Giving and absorbing compliments is like
trying to paint on water, that insubstantial.
Here is how a man once talked with his house,
“Please, if you’re ever about to collapse,
let me know.” One night without a word the
house fell. “What happened to our agreement?”
The house answered, “Day and night I’ve been
telling you with cracks and broken boards and
holes appearing like mouths opening. But you
kept patching and filling those with mud, so
proud of your stopgap masonry. You didn’t
listen.” This house is your body always
saying, I’m leaving; I’m going soon. Don’t
hide from one who knows the secret. Drink
the wine of turning toward God. Don’t examine
your urine. Examine instead how you praise,
what you wish for, this longing we’ve been
given. Fall turns pale yellow light wanting
spring and spring arrives! Trees blossom.
Come to the orchard and see what comes to
you, a silent conversation with your soul.
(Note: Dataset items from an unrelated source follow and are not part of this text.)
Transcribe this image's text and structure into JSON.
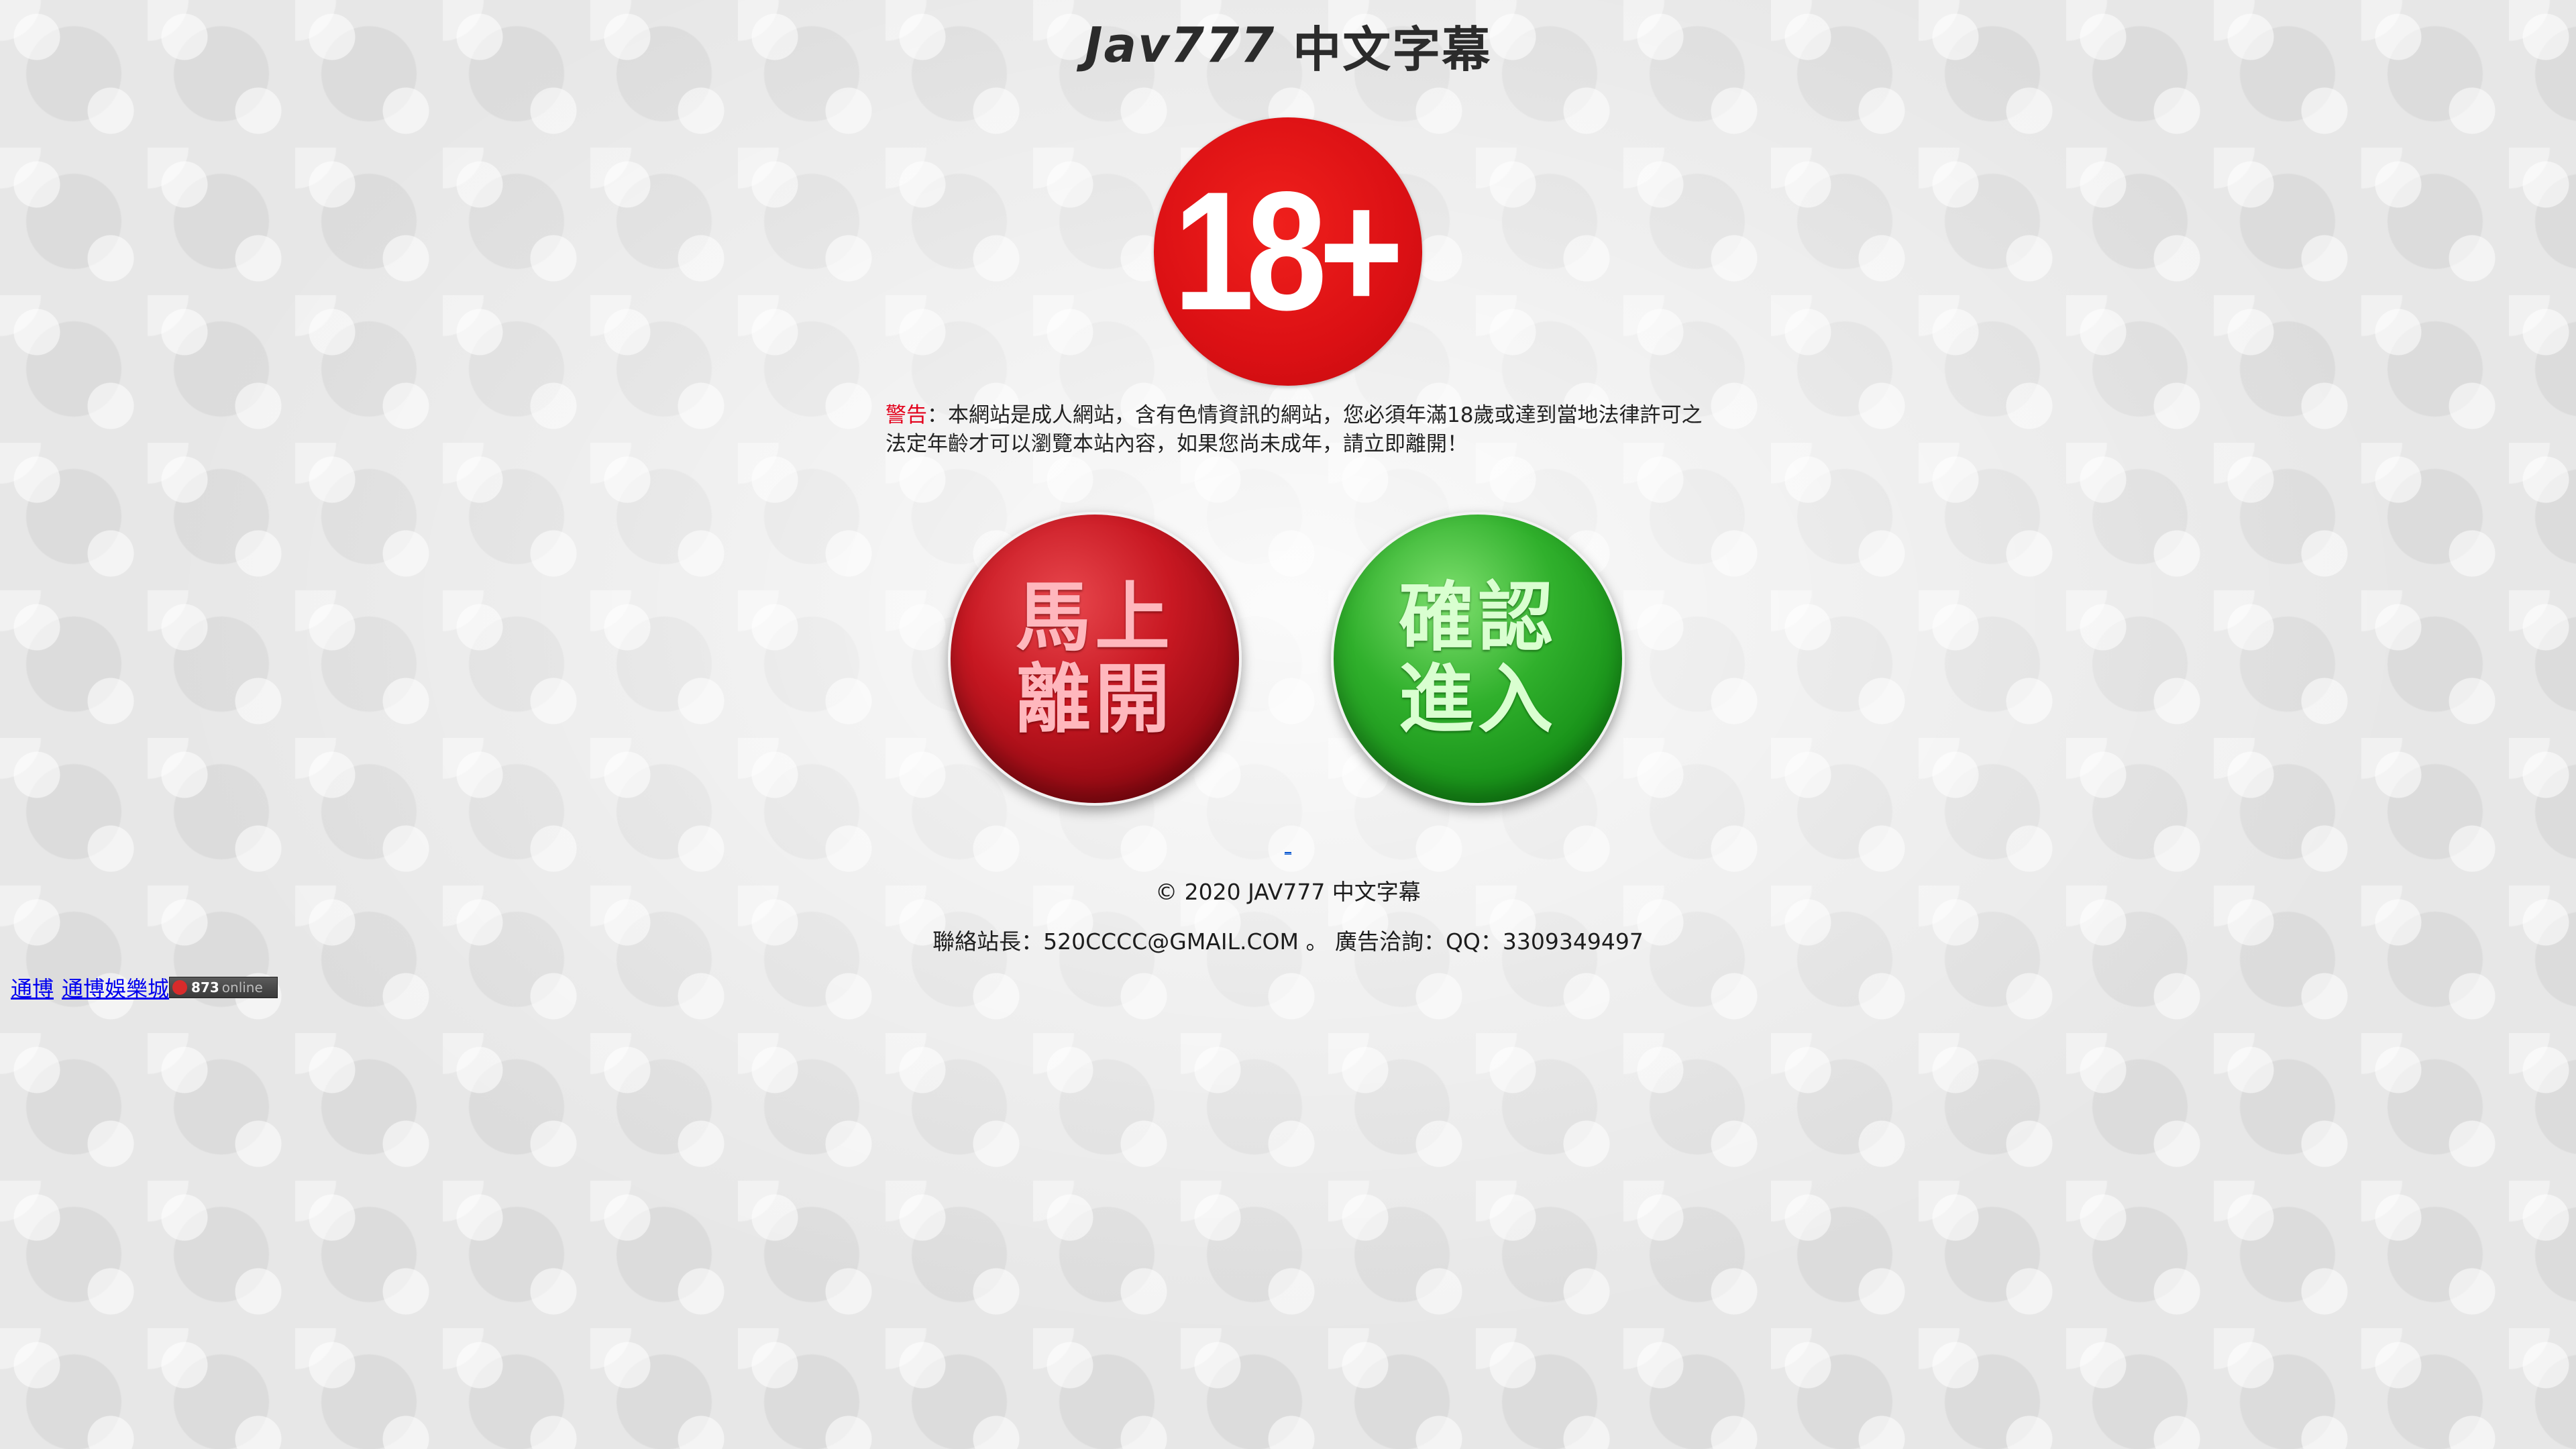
{
  "header": {
    "brand": "Jav777",
    "subtitle": "中文字幕"
  },
  "badge": {
    "label": "18+"
  },
  "warning": {
    "label": "警告",
    "text": "：本網站是成人網站，含有色情資訊的網站，您必須年滿18歲或達到當地法律許可之法定年齡才可以瀏覽本站內容，如果您尚未成年，請立即離開！"
  },
  "buttons": {
    "leave_line1": "馬上",
    "leave_line2": "離開",
    "enter_line1": "確認",
    "enter_line2": "進入"
  },
  "footer": {
    "tiny_link": "_",
    "copyright": "© 2020 JAV777 中文字幕",
    "contact": "聯絡站長：520CCCC@GMAIL.COM 。 廣告洽詢：QQ：3309349497"
  },
  "links": {
    "link1": "通博",
    "link2": "通博娛樂城"
  },
  "online_badge": {
    "count": "873",
    "suffix": "online"
  },
  "colors": {
    "warning_label": "#e3001b",
    "badge_red": "#db1014",
    "leave_red": "#c81822",
    "enter_green": "#30b02c",
    "link_blue": "#0000ee"
  }
}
– Jal’l ad-Din Mu’ammad Balkh –
_______________
CODA
The Poet: – JJal’l ad-Din Mu’ammad Balkh – is also known as Rumi, the poet who lived in Persia (now Iran) from 1207 to 1273. Like many mystics from any religion (He was a Sufi, the mystical arm of the Muslim religion), he was a clear thinker, taking studies that made him a jurist. The Persian poets most known in the West, which include Mirabai and Kabir, are treasured for their common sense and their way of speaking of more than one world, but in down to earth ways. This piece was translated by another friend, Coleman Barks. The poem speaks in ‘handyman’s terms’ about taking care of the body pre-emptively for those who are graced to have the wherewithall, and not to spend too much time worrying the cultural bones til one makes oneself ill. For instance, this week, there was a medical research report that noted, via watching the hearts of people who were often angry, irritable, that this daily attitude chronically causes the arteries to the heart to contract and narrow, decreasing blood flow, oxygen, and thus ‘attacking’ the heart over and over. There’s much to be outraged about in life, this is true, but also there are also reasons to have practices, I think, to mediate the constant roil… for the sake of ‘the one who serves blindly and without pay,’ that is, the blessed body.
The stranger-turned-friend who sent this poem to me today is named Bruce Moody and he is now in his seventies. I know him across time in ways that matter, and do not know him at all in the ways that dont. We have never met face to face. We met when I was asked to read a book he had written to see if I would like to endorse it. I’m a slow reader because of various handicaps, and feel frail to promise to read books with a time-limit attached. But, I read his, and I wept my way through the entire book. It was about Bruce’s years as a homeless man, wandering and begging for money from strangers. I wept because no matter who said what to him, no matter how crass, how cruel, how mean, how downright assaultive, no matter how kind, how going out of their ways, no matter how sweet others were to him… he kept asking out loud that they all be blessed. His book, Will Work for Food or $, here.

The red house: is actually an artist’s installation, and is painted red inside and out, floor to ceiling, stoop to roof. “About a month or so ago, however, there suddenly appeared a bright red house on Craggy Island: a scarlet house, a Monopoly-Hotel-red house. At first I guessed that it might be some kind of tourist-information station, but, a couple of weeks ago I happened to see a short article about it in a local free-sheet which explained that it was, in fact, a work of art…”
work of art… like you. Like all of us, each in their own absolutely one-of-a-kind way.